I need to calculate the following sum with generating functions:
$$\sum_{k=1}^{n-1}\frac{1}{k(n-k)}$$
I tried:
$$\sum_{n \geq 0}(\sum_{k=1}^{n-1}\frac{1}{k}\cdot\frac{1}{n-k})z^k=\sum_{n \geq 0}(\sum_{k=0}^{n}\frac{1}{k+1}\cdot\frac{1}{n-k+1})z^k$$
The inner sum is a Cauchy product, therefore: $$(\sum_{n \geq 0}\frac{z^n}{n+1})^2$$
Now I'm stuck. How can I calculate a closed form from this sum?
Method 1: Let $$S(x) = \sum_{n\geq 0} \frac{x^{n}}{n+1}$$ then \begin{align} D_{x}\left( x \, S(x) \right) = \sum_{n\geq 0} x^{n} = \frac{1}{1-x} \end{align} which leads to $$S(x) = - \frac{\ln(1-x)}{x}.$$ Now \begin{align} \sum_{n=1}^{\infty} a_{n} \, t^{n} &= \sum_{n=1}^{\infty} \sum_{k=1}^{n-1} \frac{1}{k(n-k)} \, t^{n} \\ &= \sum_{n=1}^{\infty} \sum_{n=1}^{\infty} \frac{t^{n+k}}{n \, k} \\ &= \left( \sum_{n=1}^{\infty} \frac{t^{n}}{n} \right)^{2} = \left( - \ln(1-t) \right)^{2} = \ln^{2}(1-t) \\ &= 2 \, \sum_{n=2}^{\infty} \frac{H_{n-1}}{n} \, t^{n} \end{align} where
$$\sum_{n=1}^{\infty} H_{n} \, t^{n} = - \frac{\ln(1-t)}{1-t}$$ was used.
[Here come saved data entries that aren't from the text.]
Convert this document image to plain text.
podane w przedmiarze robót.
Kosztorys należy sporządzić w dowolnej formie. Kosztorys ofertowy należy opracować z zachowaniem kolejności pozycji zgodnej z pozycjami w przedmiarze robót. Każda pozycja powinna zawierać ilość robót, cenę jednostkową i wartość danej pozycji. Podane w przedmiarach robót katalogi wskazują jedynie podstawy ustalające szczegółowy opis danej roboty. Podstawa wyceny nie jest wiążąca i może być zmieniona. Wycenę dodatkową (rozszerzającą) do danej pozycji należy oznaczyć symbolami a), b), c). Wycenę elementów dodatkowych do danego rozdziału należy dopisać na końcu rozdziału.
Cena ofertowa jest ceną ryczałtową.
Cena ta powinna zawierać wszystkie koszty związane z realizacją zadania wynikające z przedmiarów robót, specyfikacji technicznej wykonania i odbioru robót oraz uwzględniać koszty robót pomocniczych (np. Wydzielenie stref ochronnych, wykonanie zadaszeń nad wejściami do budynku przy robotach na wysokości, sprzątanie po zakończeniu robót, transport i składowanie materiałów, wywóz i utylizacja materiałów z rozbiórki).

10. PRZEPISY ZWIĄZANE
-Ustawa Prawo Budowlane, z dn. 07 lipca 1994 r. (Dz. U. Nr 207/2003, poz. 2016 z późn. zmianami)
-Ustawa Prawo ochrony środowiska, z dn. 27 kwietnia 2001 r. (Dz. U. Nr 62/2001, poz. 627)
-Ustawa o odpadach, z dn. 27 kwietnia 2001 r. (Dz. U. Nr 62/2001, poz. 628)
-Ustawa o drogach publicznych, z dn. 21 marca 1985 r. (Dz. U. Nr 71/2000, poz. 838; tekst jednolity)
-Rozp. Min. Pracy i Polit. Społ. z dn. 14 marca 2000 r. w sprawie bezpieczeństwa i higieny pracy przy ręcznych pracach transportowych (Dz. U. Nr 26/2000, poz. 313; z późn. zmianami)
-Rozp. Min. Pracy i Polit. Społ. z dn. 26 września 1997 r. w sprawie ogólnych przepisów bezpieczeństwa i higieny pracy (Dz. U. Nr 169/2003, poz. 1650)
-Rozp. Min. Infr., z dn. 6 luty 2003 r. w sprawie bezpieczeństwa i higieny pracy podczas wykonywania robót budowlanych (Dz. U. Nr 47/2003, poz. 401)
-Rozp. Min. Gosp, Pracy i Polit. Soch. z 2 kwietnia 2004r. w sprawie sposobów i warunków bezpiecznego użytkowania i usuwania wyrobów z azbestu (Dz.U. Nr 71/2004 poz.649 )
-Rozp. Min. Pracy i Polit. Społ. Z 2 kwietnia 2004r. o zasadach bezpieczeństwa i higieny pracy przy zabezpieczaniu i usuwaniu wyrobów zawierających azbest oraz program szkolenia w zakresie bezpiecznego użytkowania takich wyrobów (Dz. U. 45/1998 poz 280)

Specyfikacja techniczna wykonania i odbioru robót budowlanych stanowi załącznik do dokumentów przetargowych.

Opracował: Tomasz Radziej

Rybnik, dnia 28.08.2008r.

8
This yields $$a_{n} = \sum_{k=1}^{n-1} \frac{1}{k (n-k)} = \frac{2 \, H_{n-1}}{n}.$$
Method 2: Consider $$\frac{1}{k\, (n-k)} = \frac{1}{n} \, \left( \frac{1}{k} + \frac{1}{n-k} \right)$$ for which \begin{align} a_{n} &= \sum_{k=1}^{n-1}\frac{1}{k(n-k)} \\ &= \frac{1}{n} \, \left[ \sum_{k=1}^{n-1} \frac{1}{k} + \sum_{k=1}^{n-1} \frac{1}{n-k} \right] \\ &= \frac{1}{n} \, \left[ H_{n-1} + \sum_{k=1}^{n-1} \frac{1}{k} \right]\\ &= \frac{2 \, H_{n-1}}{n}, \end{align} where $H_{n}$ is the Harmonic number defined by $H_{n} = \sum_{k=1}^{n} \frac{1}{k}$.